Что утверждал автор двадцать лет назад? Что пародия — это зеркало, но зеркало, которое видит отражаемый материал по-своему, на свой лад, на свой манер, примешивая к картине-оригиналу острый элемент «кривизны», «перекоса», «отсебятины».
Искажение? Следует ли пользоваться на сей раз терминами негативного толка, если, во-первых, искомый теоретический смысл вполне позитивен и если, во-вторых, нужное нам понятие уже полсотни с лишним лет циркулирует по страницам литературоведческих трактатов то под знаком плюс, то под знаком минус? Нет, не искажение, а направленная трансформация — сдвиг первоначального контура, ровно настолько, чтоб картина узнавалась, но одновременно и не узнавалась.

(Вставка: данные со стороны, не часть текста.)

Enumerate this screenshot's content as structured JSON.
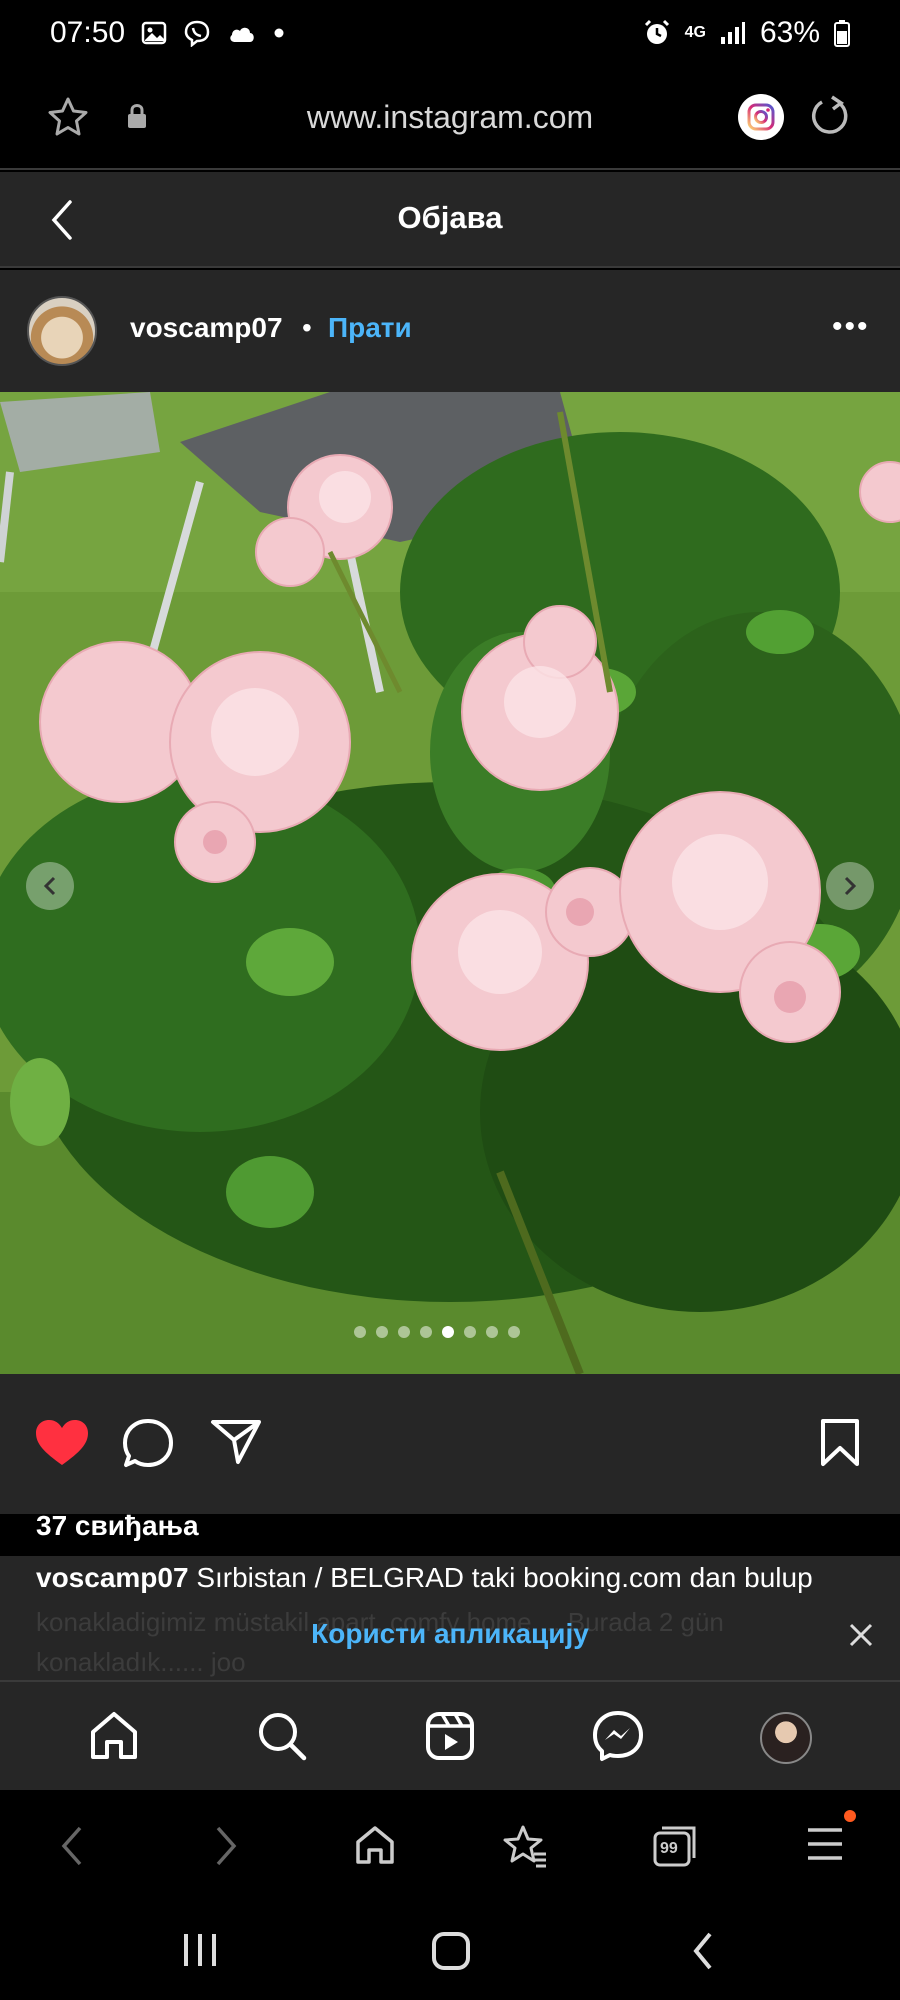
{
  "status_bar": {
    "time": "07:50",
    "network": "4G",
    "battery": "63%",
    "icons": [
      "gallery-icon",
      "viber-icon",
      "cloud-icon",
      "dot-icon",
      "alarm-icon",
      "signal-icon",
      "battery-icon"
    ]
  },
  "browser": {
    "url": "www.instagram.com",
    "icons": [
      "star-icon",
      "lock-icon",
      "instagram-icon",
      "reload-icon"
    ]
  },
  "post_header": {
    "title": "Објава"
  },
  "author": {
    "username": "voscamp07",
    "separator": "•",
    "follow_label": "Прати",
    "more_label": "•••"
  },
  "carousel": {
    "dot_count": 8,
    "active_index": 4
  },
  "actions": {
    "liked": true,
    "like_color": "#ff3040",
    "likes_text": "37 свиђања"
  },
  "caption": {
    "username": "voscamp07",
    "text": "Sırbistan / BELGRAD taki booking.com dan bulup",
    "faded_text": "konakladigimiz müstakil apart, comfy home ... Burada 2 gün konakladık...... ",
    "faded_more": "joo",
    "use_app_label": "Користи апликацију"
  },
  "instagram_nav": {
    "items": [
      "home-icon",
      "search-icon",
      "reels-icon",
      "messenger-icon",
      "profile-avatar"
    ]
  },
  "browser_nav": {
    "tabs_count": "99",
    "items": [
      "back-icon",
      "forward-icon",
      "home-icon",
      "bookmarks-icon",
      "tabs-icon",
      "menu-icon"
    ]
  },
  "colors": {
    "accent": "#4cb5f9",
    "panel": "#262626",
    "notification": "#ff5a1f"
  }
}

Когда Дон Кихот с опущенным забралом и копьем на перевес сражается против Рыцаря Зеркал, то (по меньшей мере, в собственных оценках — да и на читательский непредубежденный взгляд) действует соответственно установившемуся кодексу чести. Он рыцарь — ив этой своей ипостаси равен обширному персоналу куртуазного жанра.
Но вот перед благородным идальго лежит сшибленный им наземь с коня, ошеломленный до бесчувствия противник. И в нем Дон Кихот узнает бакалавра Самсона Карраско. Никакими, даже самыми воинственными катехизисами батальные наскоки на мирных книгочеев, тем более на своих собственных доброжелателей, не предусмотрены. Так Рыцарь Печального Образа очередной раз просчитается, промахнется, ошибется, сбившись с дороги классического рыцарского ритуала — на проселок житейской прозы, имеющей очень мало общего с возвышенной философией «Амадиса Галльского». Этот событийный зигзаг перебросит действие из одной смысловой тональности в другую, и скачок будет столь резким, будто мы внезапно поменяли место жительства, причем не квартиру даже, а галактику, которая, правда, вскоре же напомнит нам старую, пускай слегка «вздрюченную», свихнувшуюся.

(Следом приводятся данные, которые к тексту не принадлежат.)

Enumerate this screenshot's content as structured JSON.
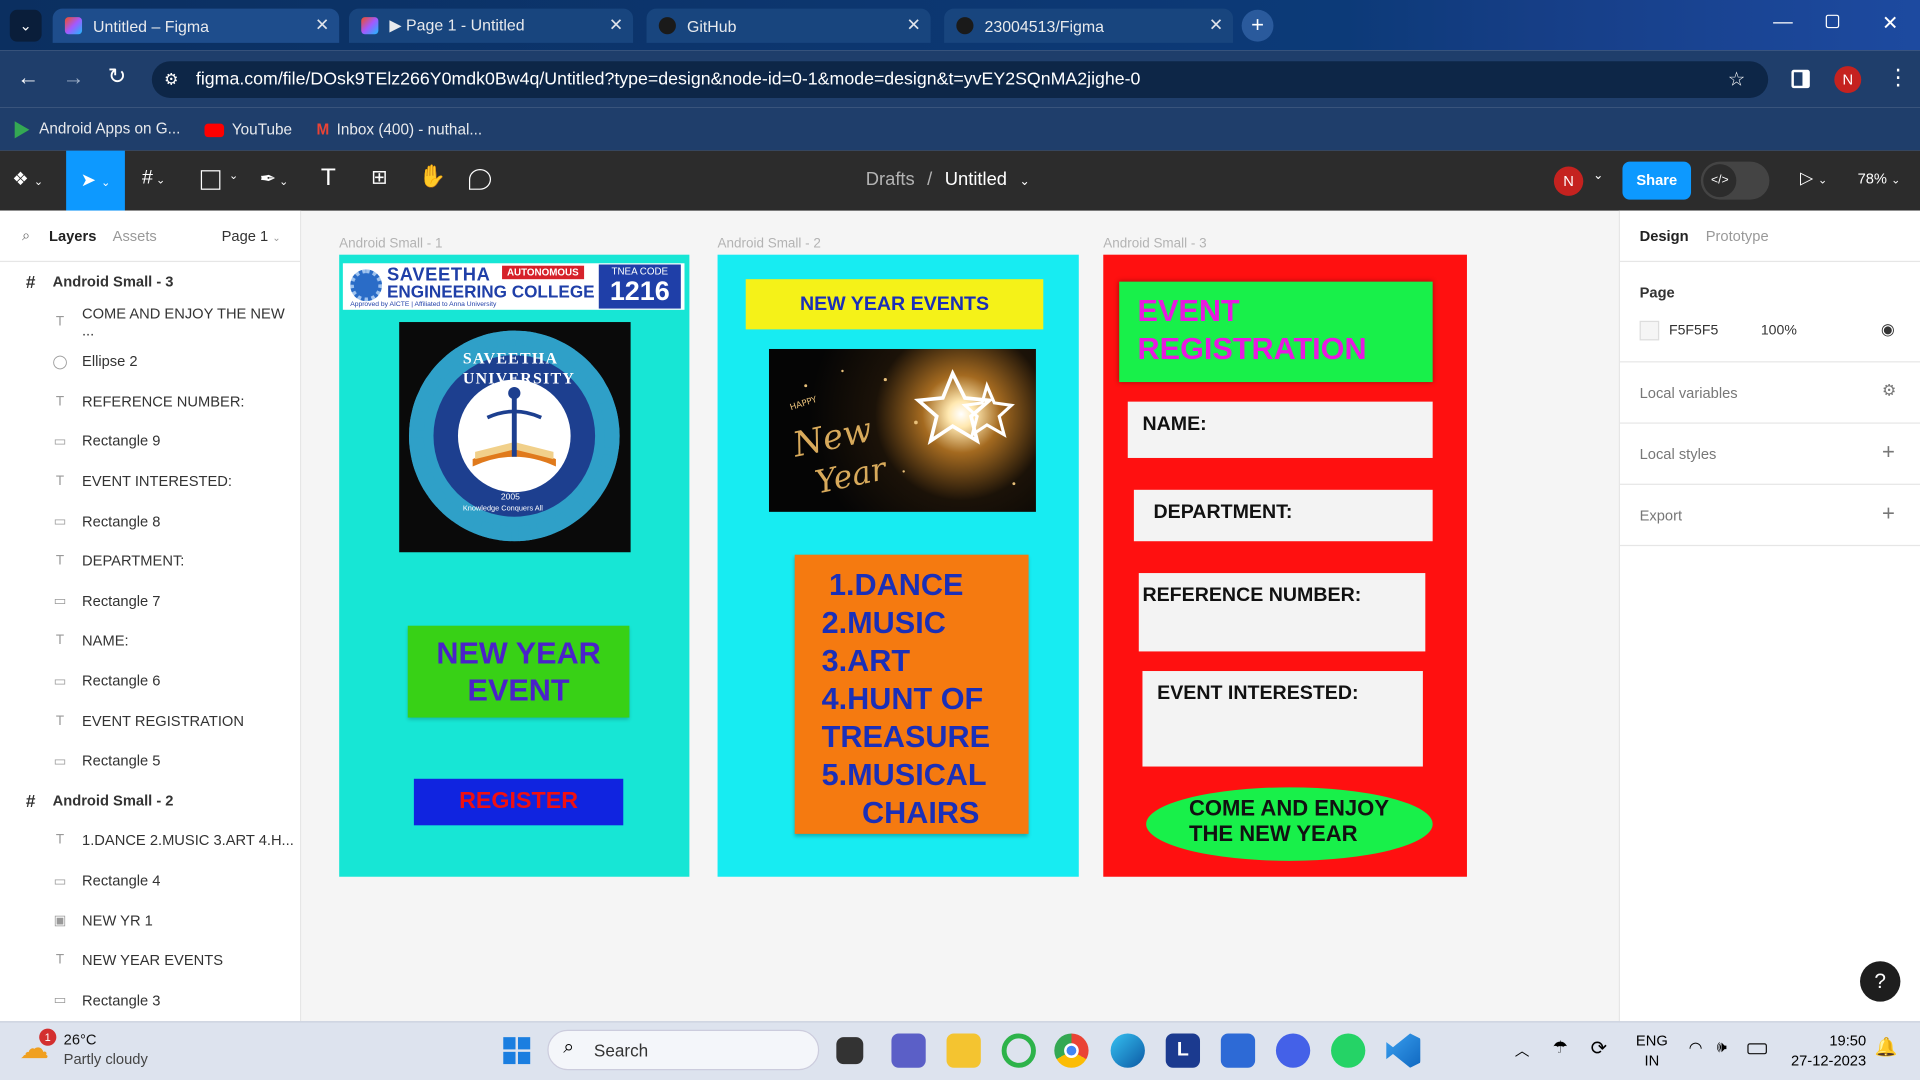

Обратитесь к любой пародии, признаваемой читателем за пародию. Вам предстанет подобная же ситуация. Пародийный дубликат будет похож на прототипическую модель — и, вместе с тем, на поверхность всплывут разительные отличия. Бабель у Архангельского покажется любой аудитории «ну, прямо-таки настоящим Бабелем», а Зощенко или Маяковский — повторенным Зощенко или Маяковским. Это ощущение устоит до первого текстового намека, который продлит и опрокинет «бабелевское» или «зощенковское» в иные сферы, где ни Бабелем, ни Зощенко даже не пахнет — разве что некой их экспериментальной, никому не ведомой лабораторией. И дальше мы станем спотыкаться на каждом шагу. То интонационная выбоина, то лексический булыжник, а то стрелка — указание, куда авторский («архангельский», а не бабелевский) путь лежит, напомнят нам, что мы на чужбине, отнюдь не в гостях у Бабеля, Маяковского или Зощенко. Впрочем, пародийная «чужбина» подчас привечает путника радушнее родных осин.
Оптике пародии присуща диалектическая тенденция: отражая, преображать и, преображая, сохранять верность первоначальному отражению. Какие механизмы приводятся в действие ради этой двойственной цели — на уровне творчества и на уровне восприятия?

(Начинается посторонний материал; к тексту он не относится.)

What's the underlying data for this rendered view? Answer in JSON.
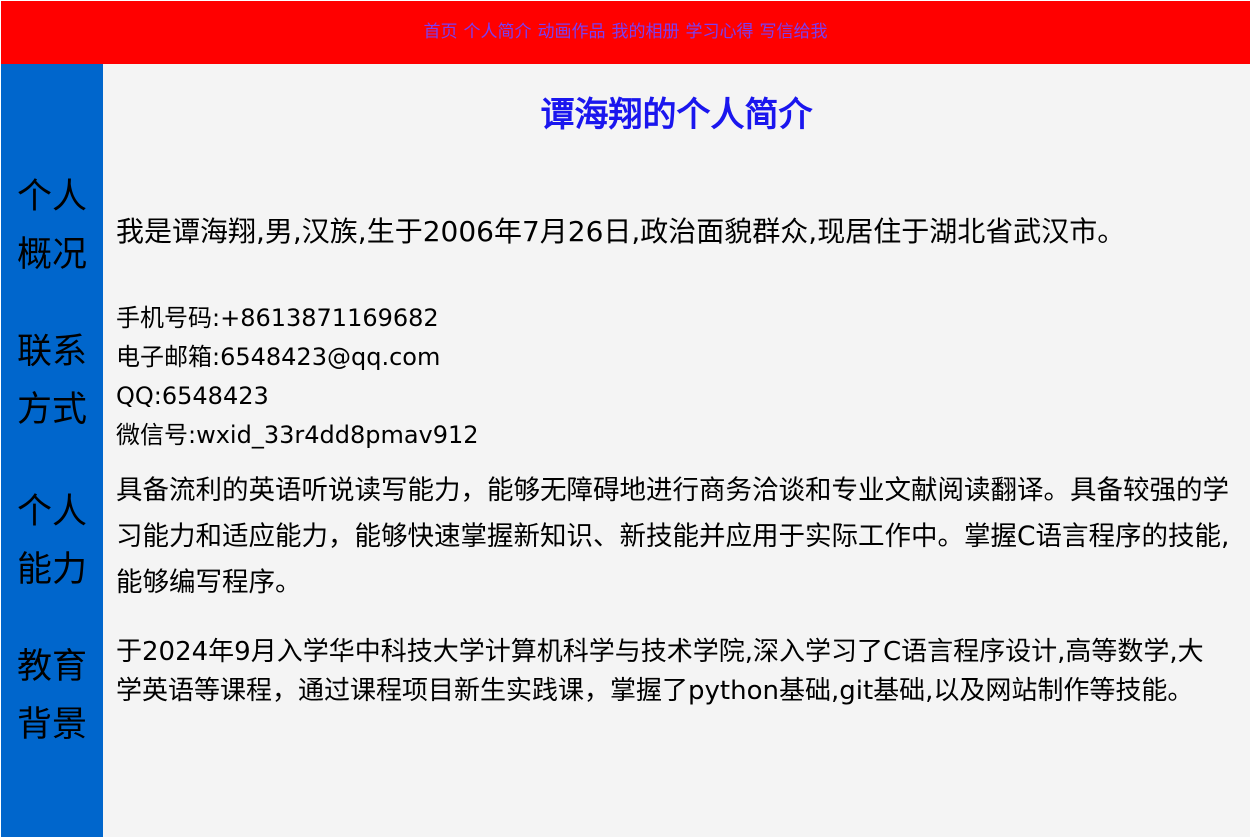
{
  "nav": {
    "items": [
      {
        "label": "首页"
      },
      {
        "label": "个人简介"
      },
      {
        "label": "动画作品"
      },
      {
        "label": "我的相册"
      },
      {
        "label": "学习心得"
      },
      {
        "label": "写信给我"
      }
    ]
  },
  "page": {
    "title": "谭海翔的个人简介"
  },
  "sections": {
    "overview": {
      "label_line1": "个人",
      "label_line2": "概况",
      "text": "我是谭海翔,男,汉族,生于2006年7月26日,政治面貌群众,现居住于湖北省武汉市。"
    },
    "contact": {
      "label_line1": "联系",
      "label_line2": "方式",
      "phone": "手机号码:+8613871169682",
      "email": "电子邮箱:6548423@qq.com",
      "qq": "QQ:6548423",
      "wechat": "微信号:wxid_33r4dd8pmav912"
    },
    "ability": {
      "label_line1": "个人",
      "label_line2": "能力",
      "text": "具备流利的英语听说读写能力，能够无障碍地进行商务洽谈和专业文献阅读翻译。具备较强的学习能力和适应能力，能够快速掌握新知识、新技能并应用于实际工作中。掌握C语言程序的技能,能够编写程序。"
    },
    "education": {
      "label_line1": "教育",
      "label_line2": "背景",
      "text": "于2024年9月入学华中科技大学计算机科学与技术学院,深入学习了C语言程序设计,高等数学,大学英语等课程，通过课程项目新生实践课，掌握了python基础,git基础,以及网站制作等技能。"
    }
  },
  "colors": {
    "nav_background": "#ff0000",
    "nav_link": "#7b3ff2",
    "sidebar": "#0066cc",
    "content_background": "#f4f4f4",
    "title": "#1a16ee"
  }
}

«Прямое» зеркало работает по принципу уподобления: что увидело, то и повторило, воспроизвело. Предполагаемая реакция зрителя — узнавание. Включаясь в сюжетную систему пародии, он автоматически принимает на себя роль древнегреческого героя — тот ведь тоже к финалу трагедии кого-нибудь и что-нибудь «узнавал» — причем именно в нашем сегодняшнем смысле, то есть отбирал из окружающей действительности известное, прикидывавшееся неизвестным.
Но тут-то мы и подходим к оборотной стороне проблемы: известное в пародии имеет художественную ценность как раз на данном условии: оно органически состыковано с неизвестным, с чем-то необычным, непривычным, новым и неотличимым от старого.
«Неизвестное», сочетаясь с «известным», производит открытый В. Шкловским эффект остранения. Планируемая художником зрительская реакция как минимум любопытство, при удаче — острый интерес, увлеченность, азартное сопереживание. А на палитре комического — смех.
Остранение — это и есть «кривизна» пародийного зеркала.